Para os praticantes, deixar a cabeça numa posição mais baixa que o coração em relação ao solo traz benesses para o cérebro. Mas não há comprovação disso, segundo os médicos, que afirmam: a pose invertida é perigosa. “Uma manobra dessa não oxigena o cérebro, como dizem. Ela diminui o retorno venoso cerebral e aumenta a pressão intracraniana. Não vejo benefício do ponto de vista da circulação sanguínea cerebral em simplesmente ficar de cabeça para baixo. Não recomendo a ninguém fazer isso”, afirma o neurocirurgião Alexandre Teixeira dos Santos.

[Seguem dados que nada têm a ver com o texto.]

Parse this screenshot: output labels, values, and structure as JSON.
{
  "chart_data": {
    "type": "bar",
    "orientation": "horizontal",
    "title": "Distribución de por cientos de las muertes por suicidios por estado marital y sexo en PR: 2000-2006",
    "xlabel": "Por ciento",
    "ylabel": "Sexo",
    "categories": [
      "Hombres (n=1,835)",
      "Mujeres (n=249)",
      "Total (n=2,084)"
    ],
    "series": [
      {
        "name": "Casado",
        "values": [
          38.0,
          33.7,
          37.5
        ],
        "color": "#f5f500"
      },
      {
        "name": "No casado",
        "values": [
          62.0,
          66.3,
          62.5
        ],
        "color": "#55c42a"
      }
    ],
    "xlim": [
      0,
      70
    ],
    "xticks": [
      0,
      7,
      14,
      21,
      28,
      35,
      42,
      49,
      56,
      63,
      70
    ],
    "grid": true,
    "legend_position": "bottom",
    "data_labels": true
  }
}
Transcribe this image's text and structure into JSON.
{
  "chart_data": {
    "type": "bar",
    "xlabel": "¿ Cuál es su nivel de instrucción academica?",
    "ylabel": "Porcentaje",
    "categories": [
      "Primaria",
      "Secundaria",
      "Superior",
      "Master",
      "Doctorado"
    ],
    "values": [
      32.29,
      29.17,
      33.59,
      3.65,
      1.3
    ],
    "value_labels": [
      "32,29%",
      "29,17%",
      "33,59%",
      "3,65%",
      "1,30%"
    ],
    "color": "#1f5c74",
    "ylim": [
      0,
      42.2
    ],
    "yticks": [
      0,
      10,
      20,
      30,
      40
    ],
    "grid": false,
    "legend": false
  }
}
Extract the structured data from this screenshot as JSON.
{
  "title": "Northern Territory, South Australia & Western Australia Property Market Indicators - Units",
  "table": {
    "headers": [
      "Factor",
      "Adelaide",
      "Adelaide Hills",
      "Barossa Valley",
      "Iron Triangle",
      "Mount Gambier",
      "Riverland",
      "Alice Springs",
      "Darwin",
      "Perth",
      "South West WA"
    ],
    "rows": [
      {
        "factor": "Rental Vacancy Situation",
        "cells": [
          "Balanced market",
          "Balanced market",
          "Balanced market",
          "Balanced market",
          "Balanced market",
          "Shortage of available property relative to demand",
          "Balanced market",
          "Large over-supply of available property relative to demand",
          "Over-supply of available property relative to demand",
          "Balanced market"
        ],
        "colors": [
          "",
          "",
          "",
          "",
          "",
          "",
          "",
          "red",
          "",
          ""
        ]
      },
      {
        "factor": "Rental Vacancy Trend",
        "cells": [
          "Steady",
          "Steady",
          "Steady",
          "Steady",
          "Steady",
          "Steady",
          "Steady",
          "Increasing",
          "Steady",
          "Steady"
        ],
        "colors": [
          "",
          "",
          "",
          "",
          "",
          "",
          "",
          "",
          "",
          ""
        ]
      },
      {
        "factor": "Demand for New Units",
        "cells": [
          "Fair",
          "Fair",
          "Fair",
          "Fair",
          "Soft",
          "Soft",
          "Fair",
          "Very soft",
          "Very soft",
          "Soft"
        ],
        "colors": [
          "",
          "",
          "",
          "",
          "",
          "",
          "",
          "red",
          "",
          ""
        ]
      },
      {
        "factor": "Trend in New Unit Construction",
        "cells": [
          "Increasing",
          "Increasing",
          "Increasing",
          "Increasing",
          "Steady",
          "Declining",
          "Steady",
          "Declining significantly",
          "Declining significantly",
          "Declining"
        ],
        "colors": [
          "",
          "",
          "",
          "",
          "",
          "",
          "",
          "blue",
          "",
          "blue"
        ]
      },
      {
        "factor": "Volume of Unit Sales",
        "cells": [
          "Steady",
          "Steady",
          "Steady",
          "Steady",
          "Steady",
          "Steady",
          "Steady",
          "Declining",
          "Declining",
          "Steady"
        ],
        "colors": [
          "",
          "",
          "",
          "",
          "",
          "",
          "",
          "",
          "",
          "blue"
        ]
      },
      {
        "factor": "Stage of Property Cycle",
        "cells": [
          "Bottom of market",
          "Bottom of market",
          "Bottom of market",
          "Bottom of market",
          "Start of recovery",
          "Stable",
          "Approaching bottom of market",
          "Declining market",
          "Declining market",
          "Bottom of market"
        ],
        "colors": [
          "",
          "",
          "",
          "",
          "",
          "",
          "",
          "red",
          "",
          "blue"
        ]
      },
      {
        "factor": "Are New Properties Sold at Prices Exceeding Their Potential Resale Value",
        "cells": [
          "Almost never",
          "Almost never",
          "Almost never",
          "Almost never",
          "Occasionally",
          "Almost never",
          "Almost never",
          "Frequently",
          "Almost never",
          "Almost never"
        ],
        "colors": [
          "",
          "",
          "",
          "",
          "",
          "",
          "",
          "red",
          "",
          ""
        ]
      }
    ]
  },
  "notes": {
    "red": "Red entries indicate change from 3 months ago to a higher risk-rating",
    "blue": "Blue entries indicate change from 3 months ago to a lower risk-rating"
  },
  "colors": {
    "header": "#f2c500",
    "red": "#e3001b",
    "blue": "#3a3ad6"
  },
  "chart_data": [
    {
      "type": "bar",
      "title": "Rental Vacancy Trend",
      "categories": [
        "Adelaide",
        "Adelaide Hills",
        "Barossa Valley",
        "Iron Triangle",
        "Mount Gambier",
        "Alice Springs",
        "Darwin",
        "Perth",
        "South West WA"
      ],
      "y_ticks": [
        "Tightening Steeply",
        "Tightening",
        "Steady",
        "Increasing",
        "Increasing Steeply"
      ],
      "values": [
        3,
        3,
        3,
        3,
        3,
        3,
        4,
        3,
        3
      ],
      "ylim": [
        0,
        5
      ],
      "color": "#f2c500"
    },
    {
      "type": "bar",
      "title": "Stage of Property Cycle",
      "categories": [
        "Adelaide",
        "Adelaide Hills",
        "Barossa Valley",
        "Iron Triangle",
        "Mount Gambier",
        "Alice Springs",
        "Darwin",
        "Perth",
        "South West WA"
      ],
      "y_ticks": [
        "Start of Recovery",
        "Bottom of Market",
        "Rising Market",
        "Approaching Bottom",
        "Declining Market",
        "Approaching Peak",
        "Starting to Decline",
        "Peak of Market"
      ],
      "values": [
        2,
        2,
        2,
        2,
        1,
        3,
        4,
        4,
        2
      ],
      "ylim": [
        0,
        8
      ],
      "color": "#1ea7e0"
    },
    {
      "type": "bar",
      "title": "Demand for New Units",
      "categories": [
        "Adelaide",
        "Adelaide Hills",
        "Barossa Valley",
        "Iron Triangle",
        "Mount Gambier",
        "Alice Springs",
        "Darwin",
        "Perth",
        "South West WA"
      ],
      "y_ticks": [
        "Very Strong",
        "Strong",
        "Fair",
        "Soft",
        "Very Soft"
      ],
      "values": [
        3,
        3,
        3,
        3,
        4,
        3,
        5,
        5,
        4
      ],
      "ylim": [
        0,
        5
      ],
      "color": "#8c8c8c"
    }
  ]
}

Os riscos, aponta ele, são grandes. “Isso vai contra a fisiologia do corpo humano, que tem mecanismos valvulares para impedir a ação da gravidade. Se a pessoa tiver um aneurisma, por exemplo, pode haver um rompimento”.

DESAFIANDO A GRAVIDADE

As posturas

Várias modalidades utilizam posturas invertidas: ioga, pilates, capoeira, pole dance... Elas consistem em ficar por alguns segundos ou até minutos de ponta-cabeça.

Igual morcego

Na ioga, há posturas em que a pessoa fica de cabeça para baixo no solo, sem apoio. Mas tem outras, como a da vela, que consiste em elevar as pernas para cima e manter as escápulas apoiadas no chão. Ou ainda a que a pessoa fica suspensa na parede, imobilizada por cordas fixas, tal como ficam os morcegos.

Vantagens

Os praticantes afirmam que essas posturas trabalham a musculatura do abdômen, da lombar, dos glúteos, por exemplo, o que, com o tempo de prática, ajuda a tonificar o corpo. Também favorecem a força e o equilíbrio.

Desafio

Do ponto de vista mental, o exercício exige concentração. Existe o desafio de alcançar a posição e se manter nela por um tempo. Alguns precisam vencer o medo, a insegurança.

Riscos

Além do risco de queda e acidente com lesão, a posição é contraindicada para quem tem problemas em articulações ou na cervical. Hipertensos ou quem sofre de glaucoma e gestantes devem evitar. O mesmo vale para mulheres na TPM, por causa da alteração no fluxo sanguíneo.

Recomendações

Sedentários não devem tentar as posições mais radicais. Comece aos poucos, fortaleça o corpo antes e busque orientação de um profissional, que vai ensinar a técnica correta a ser feita com segurança.